I admit that I was nervous for the season premiere of the sixth and final season. Would it be a letdown since its previous season was so strong? Fear not. These ladies seem to be on a steady and solid track, so we can hope that the quality sustains until we say goodbye.
Some of the best episodes of the entire series occur when the main cast isolate themselves from one another. People took notice when Dunham had a dalliance with Patrick Wilson, and, more recently, when Allison Williams’ Marnie reconnected with her ex-boyfriend in Season 5. While Girls doesn’t solely focus on Hannah (we do meet up with the other ladies), her story line with Riz Ahmed highlights the premiere.

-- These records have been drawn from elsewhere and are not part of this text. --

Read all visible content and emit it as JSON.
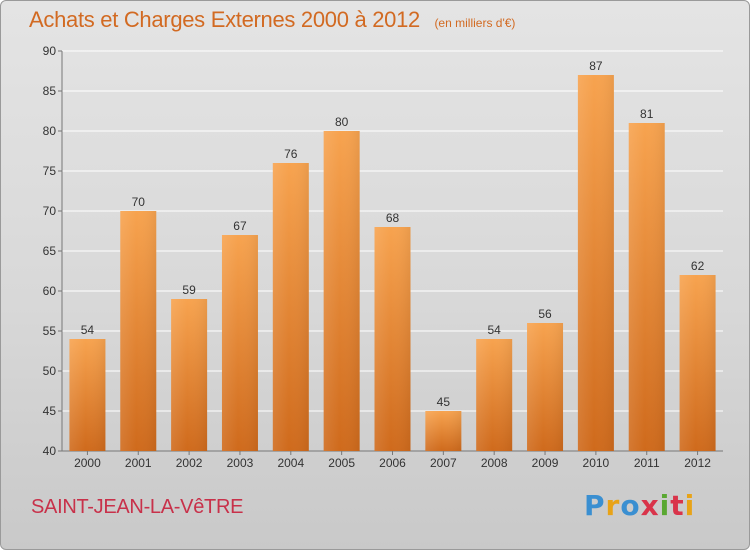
{
  "header": {
    "title": "Achats et Charges Externes 2000 à 2012",
    "subtitle": "(en milliers d'€)"
  },
  "footer": {
    "commune": "SAINT-JEAN-LA-VêTRE",
    "brand": "Proxiti",
    "brand_colors": [
      "#3a8fd1",
      "#e8a317",
      "#3a8fd1",
      "#d9344a",
      "#5aa832",
      "#d9344a",
      "#e8a317"
    ]
  },
  "colors": {
    "bar_light": "#f7a34f",
    "bar_dark": "#cf6a1c",
    "grid": "#ffffff"
  },
  "chart_data": {
    "type": "bar",
    "title": "Achats et Charges Externes 2000 à 2012",
    "subtitle": "(en milliers d'€)",
    "categories": [
      "2000",
      "2001",
      "2002",
      "2003",
      "2004",
      "2005",
      "2006",
      "2007",
      "2008",
      "2009",
      "2010",
      "2011",
      "2012"
    ],
    "values": [
      54,
      70,
      59,
      67,
      76,
      80,
      68,
      45,
      54,
      56,
      87,
      81,
      62
    ],
    "ylim": [
      40,
      90
    ],
    "yticks": [
      40,
      45,
      50,
      55,
      60,
      65,
      70,
      75,
      80,
      85,
      90
    ],
    "grid": true,
    "data_labels": true
  }
}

After Hannah finally gets an article published in The New York Times, she takes an assignments in The Hamptons to observe a surf camp. They want her to sort of be a fish out of water and make (presumably) mean commentary on the women who go to the beach and trade yoga for surfing with younger men. In true Hannah fashion, she gives up mid-way through her first lesson but attracts instructor Paul-Louis. They drink a lot (“I can without becoming an alcoholic,” he tells her) and spending the night together. He seems happy with his life, but Hannah has always been looking to move–or at least appear that she’s ambitious.
While the premiere succeeds with providing great chemistry for Dunham and Ahmed (there’s also a great sight gag with Jemima Kirke naked on a couch in front of a horrified Alex Karpovsky), the second episode sort of settles melodramatic hipster hysterics. The marriage of Desi and Marnie rears its ugly head when Hannah accompanies the pair on an inevitably disastrous trip. I mean, come on, who ever thought that’d be a good idea. As Desi, Ebon Moss-Bachrach looks like the result of a Shia LaBeouf performance piece. There’s enough to love in these first two episodes. Andrew Rannells (my personal MVP from last season) is somehow bitchier and more aggressive.
It appears that the drama surrounding this broken foursome might be on the rise. These characters always create good drama before the eventual healing. It’s reassuring that we’re able to so smoothly slip into the final season. This initial taste of Season 6, minor quibbles aside, feels comfortingly assured. I suspect we may not realize how much we’ll miss the show until it’s gone. Life often works that way, doesn’t it?